Will keep an eye on how the school react when he starts, I suppose I can always either move him or contemplate HE.

cory · 07/03/2009 10:56

There are loads of children who can read when they start school. An experienced teacher should be well able to deal with that.

Madsometimes · 07/03/2009 11:12

dd could read when she went into reception, but was given the same reading books as the other children. Although the books were not stretching her, I did not worry about this. We used the library so she was not bored.

Reception is mainly about developing social skills, and my dd was rather behind socially. She was also not good at practical things such as getting dressed and undressed for PE.

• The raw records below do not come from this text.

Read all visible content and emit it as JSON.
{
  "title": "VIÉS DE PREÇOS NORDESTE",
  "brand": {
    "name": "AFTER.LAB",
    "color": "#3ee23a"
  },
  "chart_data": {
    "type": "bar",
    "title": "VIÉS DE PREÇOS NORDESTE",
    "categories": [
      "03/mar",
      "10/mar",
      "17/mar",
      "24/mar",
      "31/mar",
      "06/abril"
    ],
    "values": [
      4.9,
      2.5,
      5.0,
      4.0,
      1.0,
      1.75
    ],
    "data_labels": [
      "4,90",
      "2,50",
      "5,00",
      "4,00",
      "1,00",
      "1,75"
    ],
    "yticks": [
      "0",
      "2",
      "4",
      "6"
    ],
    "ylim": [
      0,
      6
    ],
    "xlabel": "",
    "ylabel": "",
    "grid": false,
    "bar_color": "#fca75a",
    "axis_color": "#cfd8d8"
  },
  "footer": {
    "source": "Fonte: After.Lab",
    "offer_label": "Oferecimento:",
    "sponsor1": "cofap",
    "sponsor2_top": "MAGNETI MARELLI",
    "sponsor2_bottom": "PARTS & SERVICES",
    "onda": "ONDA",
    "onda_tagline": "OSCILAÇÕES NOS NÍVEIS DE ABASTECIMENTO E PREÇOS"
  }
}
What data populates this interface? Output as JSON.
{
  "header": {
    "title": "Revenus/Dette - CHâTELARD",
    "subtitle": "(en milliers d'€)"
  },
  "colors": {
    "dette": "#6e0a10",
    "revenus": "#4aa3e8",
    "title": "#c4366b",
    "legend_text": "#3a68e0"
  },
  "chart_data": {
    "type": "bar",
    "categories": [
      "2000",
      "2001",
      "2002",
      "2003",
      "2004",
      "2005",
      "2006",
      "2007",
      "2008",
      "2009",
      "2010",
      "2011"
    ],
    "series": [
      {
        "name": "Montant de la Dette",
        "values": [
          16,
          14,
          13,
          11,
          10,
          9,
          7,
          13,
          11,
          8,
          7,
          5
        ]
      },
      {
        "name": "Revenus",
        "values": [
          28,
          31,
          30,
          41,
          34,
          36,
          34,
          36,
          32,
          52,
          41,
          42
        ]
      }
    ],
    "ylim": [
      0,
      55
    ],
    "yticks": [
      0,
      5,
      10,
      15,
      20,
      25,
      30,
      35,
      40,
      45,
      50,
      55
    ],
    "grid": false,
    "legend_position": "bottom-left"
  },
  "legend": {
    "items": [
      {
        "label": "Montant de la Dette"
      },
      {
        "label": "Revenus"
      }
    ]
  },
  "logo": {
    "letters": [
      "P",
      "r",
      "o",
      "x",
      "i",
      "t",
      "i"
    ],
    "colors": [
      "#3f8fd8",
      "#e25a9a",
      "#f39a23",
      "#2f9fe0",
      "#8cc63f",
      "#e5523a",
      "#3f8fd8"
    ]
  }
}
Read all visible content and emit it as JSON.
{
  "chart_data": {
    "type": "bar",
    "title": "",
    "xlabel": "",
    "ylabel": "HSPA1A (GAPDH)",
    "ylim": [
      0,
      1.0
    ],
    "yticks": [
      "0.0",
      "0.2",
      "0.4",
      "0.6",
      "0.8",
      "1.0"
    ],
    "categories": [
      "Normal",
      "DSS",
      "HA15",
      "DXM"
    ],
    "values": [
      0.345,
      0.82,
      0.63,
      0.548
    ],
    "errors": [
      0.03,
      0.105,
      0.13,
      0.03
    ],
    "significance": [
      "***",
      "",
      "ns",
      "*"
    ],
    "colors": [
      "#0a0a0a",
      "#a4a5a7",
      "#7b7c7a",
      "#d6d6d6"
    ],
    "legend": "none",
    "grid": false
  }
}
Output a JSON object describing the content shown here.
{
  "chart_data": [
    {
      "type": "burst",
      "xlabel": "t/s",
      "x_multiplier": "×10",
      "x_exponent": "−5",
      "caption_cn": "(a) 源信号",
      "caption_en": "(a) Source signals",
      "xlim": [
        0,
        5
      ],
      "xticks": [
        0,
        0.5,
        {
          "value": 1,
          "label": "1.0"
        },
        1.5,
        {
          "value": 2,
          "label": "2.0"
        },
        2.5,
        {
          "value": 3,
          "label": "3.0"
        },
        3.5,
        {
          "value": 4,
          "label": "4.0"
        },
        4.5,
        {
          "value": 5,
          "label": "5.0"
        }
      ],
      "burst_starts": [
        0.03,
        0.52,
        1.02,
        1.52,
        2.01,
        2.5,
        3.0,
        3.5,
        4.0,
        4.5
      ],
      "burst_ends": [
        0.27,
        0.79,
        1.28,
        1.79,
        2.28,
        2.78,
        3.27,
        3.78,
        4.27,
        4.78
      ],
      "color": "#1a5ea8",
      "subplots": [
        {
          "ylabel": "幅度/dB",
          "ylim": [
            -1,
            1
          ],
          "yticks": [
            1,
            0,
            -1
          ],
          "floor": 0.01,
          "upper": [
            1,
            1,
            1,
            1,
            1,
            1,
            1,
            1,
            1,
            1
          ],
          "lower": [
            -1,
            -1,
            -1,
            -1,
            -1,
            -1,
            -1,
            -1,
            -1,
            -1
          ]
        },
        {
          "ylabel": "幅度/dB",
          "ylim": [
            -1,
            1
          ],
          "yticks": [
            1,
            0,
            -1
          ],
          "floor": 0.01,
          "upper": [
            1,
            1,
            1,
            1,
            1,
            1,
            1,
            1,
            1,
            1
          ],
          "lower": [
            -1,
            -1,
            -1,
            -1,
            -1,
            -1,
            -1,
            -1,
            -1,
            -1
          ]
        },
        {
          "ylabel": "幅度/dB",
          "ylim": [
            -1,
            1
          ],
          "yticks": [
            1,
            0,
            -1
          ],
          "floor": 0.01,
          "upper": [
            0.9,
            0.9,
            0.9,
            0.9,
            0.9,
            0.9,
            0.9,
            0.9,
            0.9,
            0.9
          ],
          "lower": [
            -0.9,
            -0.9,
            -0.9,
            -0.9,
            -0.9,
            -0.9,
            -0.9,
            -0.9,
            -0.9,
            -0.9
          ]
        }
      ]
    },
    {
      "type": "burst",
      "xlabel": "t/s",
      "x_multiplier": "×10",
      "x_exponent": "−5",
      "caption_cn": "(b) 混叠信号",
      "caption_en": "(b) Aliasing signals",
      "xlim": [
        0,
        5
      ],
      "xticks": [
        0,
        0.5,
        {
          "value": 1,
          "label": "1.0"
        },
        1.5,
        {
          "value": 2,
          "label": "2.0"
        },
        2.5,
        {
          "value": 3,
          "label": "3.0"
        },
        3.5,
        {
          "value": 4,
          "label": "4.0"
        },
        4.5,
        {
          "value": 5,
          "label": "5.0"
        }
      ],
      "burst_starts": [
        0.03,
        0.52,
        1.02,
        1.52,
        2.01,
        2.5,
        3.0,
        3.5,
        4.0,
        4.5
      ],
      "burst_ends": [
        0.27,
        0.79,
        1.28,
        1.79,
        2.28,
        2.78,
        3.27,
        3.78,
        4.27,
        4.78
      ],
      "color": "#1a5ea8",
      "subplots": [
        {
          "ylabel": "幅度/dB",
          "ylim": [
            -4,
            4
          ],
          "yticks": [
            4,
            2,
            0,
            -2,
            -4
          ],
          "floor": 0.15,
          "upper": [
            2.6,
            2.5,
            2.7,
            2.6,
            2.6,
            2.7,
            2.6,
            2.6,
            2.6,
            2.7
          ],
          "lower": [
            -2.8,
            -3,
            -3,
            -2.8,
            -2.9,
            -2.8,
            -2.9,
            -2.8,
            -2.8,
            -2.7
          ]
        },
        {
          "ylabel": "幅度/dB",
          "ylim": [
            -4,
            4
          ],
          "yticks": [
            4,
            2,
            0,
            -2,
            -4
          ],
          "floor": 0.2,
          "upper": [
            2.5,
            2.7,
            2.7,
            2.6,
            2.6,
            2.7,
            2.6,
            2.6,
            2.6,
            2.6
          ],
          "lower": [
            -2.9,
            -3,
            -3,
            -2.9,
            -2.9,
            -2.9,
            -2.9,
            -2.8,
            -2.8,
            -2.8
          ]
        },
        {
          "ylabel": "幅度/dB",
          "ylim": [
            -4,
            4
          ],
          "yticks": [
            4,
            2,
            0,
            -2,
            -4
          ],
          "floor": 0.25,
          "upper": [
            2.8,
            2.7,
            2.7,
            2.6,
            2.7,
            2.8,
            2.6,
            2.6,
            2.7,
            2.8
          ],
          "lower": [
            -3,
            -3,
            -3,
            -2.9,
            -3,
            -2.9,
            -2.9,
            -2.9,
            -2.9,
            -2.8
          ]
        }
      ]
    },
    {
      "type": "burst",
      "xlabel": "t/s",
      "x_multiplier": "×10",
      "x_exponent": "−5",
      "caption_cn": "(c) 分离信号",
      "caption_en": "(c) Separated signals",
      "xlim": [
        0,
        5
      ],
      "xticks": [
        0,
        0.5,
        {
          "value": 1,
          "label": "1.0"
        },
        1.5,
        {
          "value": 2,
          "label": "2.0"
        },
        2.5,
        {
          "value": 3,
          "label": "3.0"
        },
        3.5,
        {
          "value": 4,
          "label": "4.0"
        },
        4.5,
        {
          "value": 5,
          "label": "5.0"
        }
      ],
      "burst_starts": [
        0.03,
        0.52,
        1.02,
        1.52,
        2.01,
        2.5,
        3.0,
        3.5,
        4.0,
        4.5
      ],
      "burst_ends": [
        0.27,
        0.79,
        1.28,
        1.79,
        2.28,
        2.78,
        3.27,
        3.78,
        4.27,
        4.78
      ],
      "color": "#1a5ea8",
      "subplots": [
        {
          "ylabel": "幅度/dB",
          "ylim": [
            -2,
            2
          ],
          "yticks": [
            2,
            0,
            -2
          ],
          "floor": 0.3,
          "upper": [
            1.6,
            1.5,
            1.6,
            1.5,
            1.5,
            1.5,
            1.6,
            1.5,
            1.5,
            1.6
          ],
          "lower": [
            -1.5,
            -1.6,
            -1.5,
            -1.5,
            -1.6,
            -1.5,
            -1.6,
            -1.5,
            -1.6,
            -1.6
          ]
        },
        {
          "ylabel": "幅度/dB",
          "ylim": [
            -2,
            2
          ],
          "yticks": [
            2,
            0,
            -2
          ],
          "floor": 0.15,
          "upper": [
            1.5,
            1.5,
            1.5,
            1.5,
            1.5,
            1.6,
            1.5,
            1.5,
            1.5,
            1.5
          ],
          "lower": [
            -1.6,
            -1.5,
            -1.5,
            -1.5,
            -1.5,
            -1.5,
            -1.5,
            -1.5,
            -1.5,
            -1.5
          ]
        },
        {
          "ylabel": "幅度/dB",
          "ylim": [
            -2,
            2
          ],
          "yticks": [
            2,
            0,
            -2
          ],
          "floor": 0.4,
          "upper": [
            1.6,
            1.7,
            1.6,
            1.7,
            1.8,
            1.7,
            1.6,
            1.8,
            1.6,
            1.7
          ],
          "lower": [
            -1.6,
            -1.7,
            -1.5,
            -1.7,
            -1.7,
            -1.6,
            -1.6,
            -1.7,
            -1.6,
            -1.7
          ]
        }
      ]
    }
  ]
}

It took the school a long time to realise that she was already a good reader (about 4 months). However, when they did, they jumped her up 4 reading stages in one go, and she was on free reading by January of year 1 (she was a January starter, so it only took 12 months).

I certainly would not worry about a child who is reading being bored in reception. Reading is only part of the what they do in reception. Year 1 is much academically focused.

camembertandcranberry · 12/03/2009 19:53

Just curious, how many in a typical reception class could read simple sentences of easy words before they start?

I'm trying to gauge how common this is in RL as I'm not sure us clever Mumsnetters are representative (as in we pass our clever genes on ).

OP posts:
christywhisty · 12/03/2009 20:03

My DD could and by the end of the first term was reading words like architecture, my DS couldn't and struggled until yr2 when he just took off.

There were at least 5 or 6 fluent readers when ds was in reception. I used to listen to them read.There may have been others but not in my group.

Dottoressa · 14/03/2009 20:37

My DS was reading extremely well long before Reception. They just gave him extra/more advanced things to read. He's now in Y2, and his teacher is doing the same. It was not a problem at all. Go with the flow. Good luck!